Speaking volumes: David Williams's The Rebecca Riots

三月 28, 1997

On David Williams's The Rebecca Riots.

In the summer of 1955, when I had just graduated and was contemplating what to do with my life, I met David Williams and read his The Rebecca Riots, which had just been published. My Damascus road turned out to be the seafront of Aberystwyth. But in my puny cosmos, it marked a crucial turning point. Life would never be the same again.

The Rebecca Riots is a sublime study of a countryside in crisis. When I met Williams he was 55, quiet, slow of tread, soberly dressed. His left eye had a tic that would go into overdrive when some historical curiosity cropped up in conversation. He was a Pembrokeshire Baptist, but the bust of Voltaire on his desk spoke of broader horizons. This placid son of the Welsh peasantry was a mid-Atlantic polymath who had written not only on Wales but on Ben Franklin's political philosophy. At Cardiff in the 1930s, he almost overawed the young Christopher Hill with his learning; Richard Cobb adored him, not least for his "tiny gentle claw of malice". Williams showed me how to be a historian, weighing up evidence, the potentialities and pitfalls of the public records and parliamentary papers and the popular press. He taught me never to be in awe of the past.

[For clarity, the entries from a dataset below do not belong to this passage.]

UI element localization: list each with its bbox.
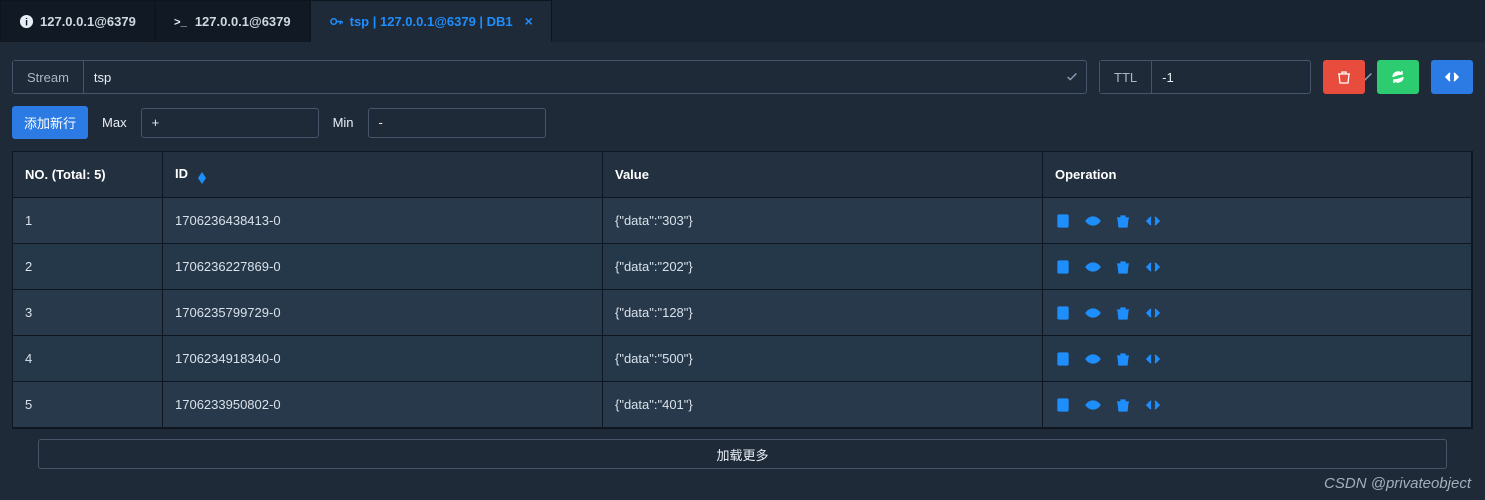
terminal-icon: >_ (174, 14, 189, 29)
cell-value: {"data":"500"} (603, 336, 1043, 382)
tab-bar: i 127.0.0.1@6379 >_ 127.0.0.1@6379 tsp |… (0, 0, 1485, 42)
sort-icon (198, 172, 206, 184)
doc-icon[interactable] (1055, 305, 1071, 321)
table-row[interactable]: 41706234918340-0{"data":"500"} (13, 336, 1472, 382)
trash-icon (1336, 69, 1352, 85)
max-label: Max (98, 115, 131, 130)
ttl-box: TTL (1099, 60, 1311, 94)
code-icon[interactable] (1145, 397, 1161, 413)
filter-bar: 添加新行 Max Min (0, 104, 1485, 151)
eye-icon[interactable] (1085, 305, 1101, 321)
cell-id: 1706233950802-0 (163, 382, 603, 428)
code-icon[interactable] (1145, 305, 1161, 321)
cell-no: 4 (13, 336, 163, 382)
cell-value: {"data":"128"} (603, 290, 1043, 336)
trash-icon[interactable] (1115, 213, 1131, 229)
cell-no: 5 (13, 382, 163, 428)
add-row-button[interactable]: 添加新行 (12, 106, 88, 139)
col-op: Operation (1043, 152, 1472, 198)
cell-id: 1706236438413-0 (163, 198, 603, 244)
col-value: Value (603, 152, 1043, 198)
cell-value: {"data":"401"} (603, 382, 1043, 428)
check-icon[interactable] (1058, 61, 1086, 93)
code-icon[interactable] (1145, 213, 1161, 229)
delete-button[interactable] (1323, 60, 1365, 94)
table-row[interactable]: 31706235799729-0{"data":"128"} (13, 290, 1472, 336)
cell-no: 3 (13, 290, 163, 336)
min-label: Min (329, 115, 358, 130)
cell-op (1043, 244, 1472, 290)
load-more-bar: 加载更多 (38, 439, 1447, 469)
cell-op (1043, 290, 1472, 336)
stream-table: NO. (Total: 5) ID Value Operation 117062… (12, 151, 1473, 429)
code-button[interactable] (1431, 60, 1473, 94)
cell-id: 1706235799729-0 (163, 290, 603, 336)
trash-icon[interactable] (1115, 351, 1131, 367)
svg-text:>_: >_ (174, 16, 188, 28)
key-name-input[interactable] (84, 61, 1058, 93)
load-more-button[interactable]: 加载更多 (38, 439, 1447, 469)
doc-icon[interactable] (1055, 213, 1071, 229)
key-type-label: Stream (13, 61, 84, 93)
cell-id: 1706234918340-0 (163, 336, 603, 382)
eye-icon[interactable] (1085, 259, 1101, 275)
min-input[interactable] (368, 108, 546, 138)
code-icon[interactable] (1145, 259, 1161, 275)
ttl-input[interactable] (1152, 61, 1348, 93)
ttl-label: TTL (1100, 61, 1152, 93)
watermark: CSDN @privateobject (1324, 475, 1471, 492)
cell-value: {"data":"202"} (603, 244, 1043, 290)
cell-no: 1 (13, 198, 163, 244)
col-no: NO. (Total: 5) (13, 152, 163, 198)
cell-value: {"data":"303"} (603, 198, 1043, 244)
cell-op (1043, 336, 1472, 382)
col-id[interactable]: ID (163, 152, 603, 198)
doc-icon[interactable] (1055, 259, 1071, 275)
code-icon (1444, 69, 1460, 85)
key-bar: Stream TTL (0, 42, 1485, 104)
doc-icon[interactable] (1055, 397, 1071, 413)
cell-id: 1706236227869-0 (163, 244, 603, 290)
key-name-box: Stream (12, 60, 1087, 94)
tab-label: 127.0.0.1@6379 (195, 14, 291, 29)
code-icon[interactable] (1145, 351, 1161, 367)
info-icon: i (19, 14, 34, 29)
refresh-button[interactable] (1377, 60, 1419, 94)
trash-icon[interactable] (1115, 305, 1131, 321)
tab-terminal[interactable]: >_ 127.0.0.1@6379 (155, 0, 310, 42)
max-input[interactable] (141, 108, 319, 138)
table-row[interactable]: 21706236227869-0{"data":"202"} (13, 244, 1472, 290)
eye-icon[interactable] (1085, 351, 1101, 367)
table-row[interactable]: 51706233950802-0{"data":"401"} (13, 382, 1472, 428)
trash-icon[interactable] (1115, 259, 1131, 275)
key-icon (329, 14, 344, 29)
svg-text:i: i (25, 17, 28, 28)
tab-key-tsp[interactable]: tsp | 127.0.0.1@6379 | DB1 × (310, 0, 552, 42)
doc-icon[interactable] (1055, 351, 1071, 367)
eye-icon[interactable] (1085, 397, 1101, 413)
tab-label: tsp | 127.0.0.1@6379 | DB1 (350, 14, 513, 29)
close-icon[interactable]: × (525, 13, 533, 29)
tab-info[interactable]: i 127.0.0.1@6379 (0, 0, 155, 42)
col-id-label: ID (175, 166, 188, 181)
trash-icon[interactable] (1115, 397, 1131, 413)
cell-op (1043, 198, 1472, 244)
table-row[interactable]: 11706236438413-0{"data":"303"} (13, 198, 1472, 244)
cell-op (1043, 382, 1472, 428)
refresh-icon (1390, 69, 1406, 85)
cell-no: 2 (13, 244, 163, 290)
tab-label: 127.0.0.1@6379 (40, 14, 136, 29)
eye-icon[interactable] (1085, 213, 1101, 229)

The Rebecca Riots describes the attacks by tenant farmers on the tollgates of southwest Wales between 1839 and 1843. It is a faultless work of scholarship, with a rare economy of style. It is subtly crafted. Four structural chapters on the gentry, the fabric of local government, and the economic and social background lay bare a fractured rural society. Then momentum is injected with a study of the "growth of opinion", the newspapers, the chapels, the radicalism generated by the Poor Law and Chartism. The riots are chronicled with irony and insight. Their "tarnished heroes", the bare-knuckle mountain fighter, Shoni Sguborfawr, and the alleged ballad-monger, Dai'r Cantwr, drinking and wenching their way up the valleys, are juxtaposed with complex social movements. The conclusion has an inner strength. The tollgates went after all. The sons and daughters of Rebecca were triumphant.

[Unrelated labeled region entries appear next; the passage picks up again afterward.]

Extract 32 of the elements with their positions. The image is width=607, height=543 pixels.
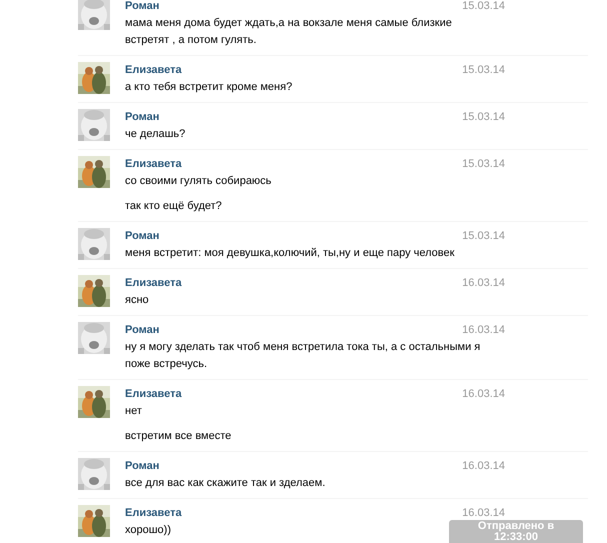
author-name[interactable]: Роман [125, 323, 160, 338]
message-date: 15.03.14 [462, 110, 505, 125]
message-text: так кто ещё будет? [125, 199, 223, 214]
message-date: 15.03.14 [462, 0, 505, 14]
message-date: 16.03.14 [462, 323, 505, 338]
author-name[interactable]: Роман [125, 229, 160, 244]
author-name[interactable]: Елизавета [125, 276, 182, 291]
message-date: 16.03.14 [462, 459, 505, 474]
message-text: ясно [125, 293, 150, 308]
message-date: 15.03.14 [462, 157, 505, 172]
author-name[interactable]: Роман [125, 110, 160, 125]
message-text: мама меня дома будет ждать,а на вокзале меня самые близкие встретят , а потом гулять. [125, 16, 453, 48]
message-text: со своими гулять собираюсь [125, 174, 272, 189]
message-text: нет [125, 404, 143, 419]
message-text: че делашь? [125, 127, 186, 142]
message-text: встретим все вместе [125, 429, 232, 444]
message-date: 16.03.14 [462, 506, 505, 521]
author-name[interactable]: Елизавета [125, 387, 182, 402]
message-date: 16.03.14 [462, 276, 505, 291]
message-text: меня встретит: моя девушка,колючий, ты,ну и еще пару человек [125, 246, 456, 261]
message-date: 15.03.14 [462, 63, 505, 78]
author-name[interactable]: Елизавета [125, 63, 182, 78]
message-date: 16.03.14 [462, 387, 505, 402]
sent-notice: Отправлено в 12:33:00 [449, 520, 583, 543]
author-name[interactable]: Роман [125, 0, 160, 14]
author-name[interactable]: Елизавета [125, 157, 182, 172]
message-text: ну я могу зделать так чтоб меня встретила тока ты, а с остальными я поже встречусь. [125, 340, 482, 372]
author-name[interactable]: Роман [125, 459, 160, 474]
message-date: 15.03.14 [462, 229, 505, 244]
message-text: а кто тебя встретит кроме меня? [125, 80, 294, 95]
message-text: все для вас как скажите так и зделаем. [125, 476, 326, 491]
author-name[interactable]: Елизавета [125, 506, 182, 521]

The Rebecca Riots showed me that the post-union history of Wales could be written. It also suggested this was best done with discipline and restraint, not by over-zealous "roaring boys". It showed too how a local study could anatomise a wider crisis. The early chapters on three counties in southwest Wales are crucial to what the author intends. When a nationalist reviewer attacked Williams for "denying the essential unity of Wales", he showed an almost heroic lack of understanding. The ability to see the wider implications of local records is breathtaking. Here truly was "history from below" , as subtle as the Annales school and reaching a conclusion. It is a masterly study of social dynamics, of a moral economy at bay. There is a tone of gentle irony: Williams was a master of deflation. Yet there is poetry in the prose, a deep humanity for the impoverished farmers of pre-industrial west Wales. The book is dedicated to his own ancestors who were part of them. Against all the odds, Rebecca's children had won social power. They had changed their world.

It is an unassuming book by a gentle man but its significance is universal. That book and that man determined my life. They made me want to be a historian, of Wales and the world. I wanted to write, to see if I could be even half as good as him. Forty years on, I am still trying.

Kenneth O. Morgan is a fellow, Queen's College, Oxford.